Don Juan había explicado que la conciencia acrecentada era un desplazamiento mínimo de mi punto de encaje que él lograba, cada vez que yo lo visitaba, al darme un golpecito en la espalda. Con tales desplazamientos me ayudaba a atraer campos de energía que usualmente estaban en la periferia de mi conciencia. En otras palabras, los campos de energía que usualmente estaban a la orilla de mi punto de encaje estaban al centro durante ese desplazamiento. Un desplazamiento de esta naturaleza tenía dos resultados para mí: una agudeza extraordinaria de pensamiento y percepción, y la incapacidad de recordar, una vez que volvía a mi estado de conciencia normal, lo que había ocurrido durante el otro estado.
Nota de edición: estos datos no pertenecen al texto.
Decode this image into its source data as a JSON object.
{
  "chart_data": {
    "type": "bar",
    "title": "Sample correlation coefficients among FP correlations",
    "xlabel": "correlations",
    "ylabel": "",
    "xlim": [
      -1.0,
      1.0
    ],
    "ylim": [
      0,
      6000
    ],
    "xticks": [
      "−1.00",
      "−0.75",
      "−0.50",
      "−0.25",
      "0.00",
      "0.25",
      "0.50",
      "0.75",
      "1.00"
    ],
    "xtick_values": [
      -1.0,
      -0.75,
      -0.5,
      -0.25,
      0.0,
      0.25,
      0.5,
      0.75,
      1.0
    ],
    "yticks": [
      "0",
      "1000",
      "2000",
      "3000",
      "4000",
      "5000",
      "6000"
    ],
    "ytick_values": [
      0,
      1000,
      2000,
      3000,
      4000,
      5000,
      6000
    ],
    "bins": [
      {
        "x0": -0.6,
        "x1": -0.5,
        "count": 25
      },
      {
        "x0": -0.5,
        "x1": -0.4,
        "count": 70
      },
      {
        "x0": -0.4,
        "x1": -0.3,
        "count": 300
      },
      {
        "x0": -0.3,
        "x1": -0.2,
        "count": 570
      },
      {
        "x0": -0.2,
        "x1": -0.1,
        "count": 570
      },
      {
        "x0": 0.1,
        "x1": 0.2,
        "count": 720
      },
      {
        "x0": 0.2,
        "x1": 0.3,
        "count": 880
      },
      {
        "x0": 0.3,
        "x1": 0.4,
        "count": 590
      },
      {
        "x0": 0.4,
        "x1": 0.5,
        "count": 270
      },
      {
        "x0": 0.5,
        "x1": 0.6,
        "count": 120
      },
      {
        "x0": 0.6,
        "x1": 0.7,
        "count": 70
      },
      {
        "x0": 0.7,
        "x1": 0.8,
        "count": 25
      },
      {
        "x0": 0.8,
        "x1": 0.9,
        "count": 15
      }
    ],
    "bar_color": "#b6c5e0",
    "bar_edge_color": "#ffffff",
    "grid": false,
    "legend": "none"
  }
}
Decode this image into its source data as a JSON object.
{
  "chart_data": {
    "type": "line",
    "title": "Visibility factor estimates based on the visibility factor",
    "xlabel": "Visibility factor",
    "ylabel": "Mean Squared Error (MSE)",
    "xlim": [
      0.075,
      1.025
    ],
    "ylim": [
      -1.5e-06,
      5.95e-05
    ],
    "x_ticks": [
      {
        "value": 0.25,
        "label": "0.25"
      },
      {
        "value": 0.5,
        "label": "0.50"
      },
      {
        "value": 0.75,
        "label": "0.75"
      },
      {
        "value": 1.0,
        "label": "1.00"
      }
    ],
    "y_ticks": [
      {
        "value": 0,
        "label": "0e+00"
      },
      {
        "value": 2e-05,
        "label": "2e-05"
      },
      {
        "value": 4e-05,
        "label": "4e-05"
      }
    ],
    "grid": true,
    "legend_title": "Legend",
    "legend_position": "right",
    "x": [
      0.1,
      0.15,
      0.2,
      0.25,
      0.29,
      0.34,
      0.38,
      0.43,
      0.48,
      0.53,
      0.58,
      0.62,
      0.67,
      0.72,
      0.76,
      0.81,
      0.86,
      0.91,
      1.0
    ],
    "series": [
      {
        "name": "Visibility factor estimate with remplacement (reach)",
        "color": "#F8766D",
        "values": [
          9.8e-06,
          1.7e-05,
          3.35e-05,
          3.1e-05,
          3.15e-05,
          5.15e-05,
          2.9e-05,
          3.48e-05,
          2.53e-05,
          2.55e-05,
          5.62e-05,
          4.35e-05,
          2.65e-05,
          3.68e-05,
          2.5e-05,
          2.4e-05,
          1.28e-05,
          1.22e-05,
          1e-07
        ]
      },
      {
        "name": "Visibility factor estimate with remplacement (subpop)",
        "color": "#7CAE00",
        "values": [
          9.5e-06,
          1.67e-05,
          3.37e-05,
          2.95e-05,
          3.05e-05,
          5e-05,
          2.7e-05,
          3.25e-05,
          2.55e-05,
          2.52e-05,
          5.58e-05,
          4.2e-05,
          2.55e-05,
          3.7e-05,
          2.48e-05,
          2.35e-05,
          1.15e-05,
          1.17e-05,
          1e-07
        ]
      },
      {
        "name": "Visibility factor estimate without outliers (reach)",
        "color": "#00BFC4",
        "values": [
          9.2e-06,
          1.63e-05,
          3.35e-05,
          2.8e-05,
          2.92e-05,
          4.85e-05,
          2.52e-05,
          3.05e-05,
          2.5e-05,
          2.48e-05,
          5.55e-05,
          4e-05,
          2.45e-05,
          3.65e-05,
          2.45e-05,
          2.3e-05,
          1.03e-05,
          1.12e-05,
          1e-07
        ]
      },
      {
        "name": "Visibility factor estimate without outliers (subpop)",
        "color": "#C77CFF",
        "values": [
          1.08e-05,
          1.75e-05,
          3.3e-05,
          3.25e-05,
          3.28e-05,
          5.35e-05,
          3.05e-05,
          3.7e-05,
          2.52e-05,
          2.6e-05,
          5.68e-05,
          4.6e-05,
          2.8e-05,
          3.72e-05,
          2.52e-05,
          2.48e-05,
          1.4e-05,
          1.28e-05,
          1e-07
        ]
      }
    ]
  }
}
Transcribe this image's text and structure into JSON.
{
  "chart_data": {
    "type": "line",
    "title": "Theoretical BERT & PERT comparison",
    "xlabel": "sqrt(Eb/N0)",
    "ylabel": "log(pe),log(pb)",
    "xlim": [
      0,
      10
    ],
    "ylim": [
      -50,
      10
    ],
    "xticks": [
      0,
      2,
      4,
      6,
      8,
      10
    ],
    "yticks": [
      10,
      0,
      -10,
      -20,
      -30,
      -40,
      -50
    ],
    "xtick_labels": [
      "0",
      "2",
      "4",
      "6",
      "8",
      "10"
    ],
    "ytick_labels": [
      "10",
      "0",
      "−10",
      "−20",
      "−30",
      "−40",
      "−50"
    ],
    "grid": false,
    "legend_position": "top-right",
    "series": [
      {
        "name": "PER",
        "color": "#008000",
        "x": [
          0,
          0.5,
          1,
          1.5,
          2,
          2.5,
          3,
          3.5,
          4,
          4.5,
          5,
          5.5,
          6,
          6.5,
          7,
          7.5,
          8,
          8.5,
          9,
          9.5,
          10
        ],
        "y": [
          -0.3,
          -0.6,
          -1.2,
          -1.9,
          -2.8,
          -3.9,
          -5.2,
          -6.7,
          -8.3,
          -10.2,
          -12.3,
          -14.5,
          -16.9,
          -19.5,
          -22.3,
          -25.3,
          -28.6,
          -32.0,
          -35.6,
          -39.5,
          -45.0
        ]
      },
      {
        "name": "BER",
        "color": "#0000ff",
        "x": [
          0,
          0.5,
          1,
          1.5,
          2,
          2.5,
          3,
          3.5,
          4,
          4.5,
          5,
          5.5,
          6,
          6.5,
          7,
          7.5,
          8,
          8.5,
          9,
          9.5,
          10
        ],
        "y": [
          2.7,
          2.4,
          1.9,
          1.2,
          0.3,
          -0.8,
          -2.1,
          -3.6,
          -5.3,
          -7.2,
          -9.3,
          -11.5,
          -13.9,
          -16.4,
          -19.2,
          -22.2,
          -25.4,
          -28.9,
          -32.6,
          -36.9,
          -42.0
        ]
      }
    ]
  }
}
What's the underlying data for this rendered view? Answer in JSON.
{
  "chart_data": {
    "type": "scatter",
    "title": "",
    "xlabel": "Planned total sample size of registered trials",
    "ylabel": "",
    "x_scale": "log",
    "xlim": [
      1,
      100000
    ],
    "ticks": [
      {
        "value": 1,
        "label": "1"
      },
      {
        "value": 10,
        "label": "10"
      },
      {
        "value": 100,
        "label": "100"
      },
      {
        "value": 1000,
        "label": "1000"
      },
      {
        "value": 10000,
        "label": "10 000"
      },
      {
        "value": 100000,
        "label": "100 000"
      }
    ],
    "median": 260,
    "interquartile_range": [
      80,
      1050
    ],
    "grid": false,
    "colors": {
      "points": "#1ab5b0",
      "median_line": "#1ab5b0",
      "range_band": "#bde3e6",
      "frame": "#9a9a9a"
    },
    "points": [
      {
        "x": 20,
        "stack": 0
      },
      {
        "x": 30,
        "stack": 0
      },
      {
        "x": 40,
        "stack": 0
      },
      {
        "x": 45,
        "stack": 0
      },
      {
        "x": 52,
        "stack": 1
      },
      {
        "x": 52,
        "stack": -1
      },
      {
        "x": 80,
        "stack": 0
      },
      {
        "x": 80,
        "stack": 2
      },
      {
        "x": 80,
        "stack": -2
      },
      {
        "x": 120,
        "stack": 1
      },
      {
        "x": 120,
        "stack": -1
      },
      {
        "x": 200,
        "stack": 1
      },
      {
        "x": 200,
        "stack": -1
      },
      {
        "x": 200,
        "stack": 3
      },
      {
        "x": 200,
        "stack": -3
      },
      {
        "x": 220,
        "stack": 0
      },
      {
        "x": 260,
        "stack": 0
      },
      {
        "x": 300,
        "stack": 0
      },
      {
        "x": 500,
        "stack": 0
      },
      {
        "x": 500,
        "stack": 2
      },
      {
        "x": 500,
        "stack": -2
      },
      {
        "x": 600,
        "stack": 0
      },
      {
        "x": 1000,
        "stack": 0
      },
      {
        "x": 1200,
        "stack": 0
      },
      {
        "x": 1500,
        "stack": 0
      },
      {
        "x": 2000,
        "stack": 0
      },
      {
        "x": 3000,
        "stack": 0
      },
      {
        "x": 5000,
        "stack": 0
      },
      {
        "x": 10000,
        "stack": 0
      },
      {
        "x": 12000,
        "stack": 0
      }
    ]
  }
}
Mis relaciones con mis cohortes era un ejemplo de ambos resultados. Tenía cohortes, los otros aprendices de don Juan, mis compañeros para mi viaje definitivo. Había tenido interacción con ellos sólo durante estados de conciencia acrecentada. La claridad y el ámbito de nuestra interacción era magnífico. La única falla para mí era que en mi vida cotidiana existían como cuasi-recuerdos conmovedores que me llenaban de desesperación, de ansiedad y expectativas. Podría decir que en mi vida normal andaba siempre en busca de alguien que iba a aparecer de pronto delante de mí, quizá saliendo de un edificio de oficinas, quizá dando la vuelta en una esquina y chocando contra mí. Adondequiera que fuera, mis ojos iban de aquí a allá, involuntariamente y sin cesar, buscando a gente que no existía pero que sí existía más que nadie.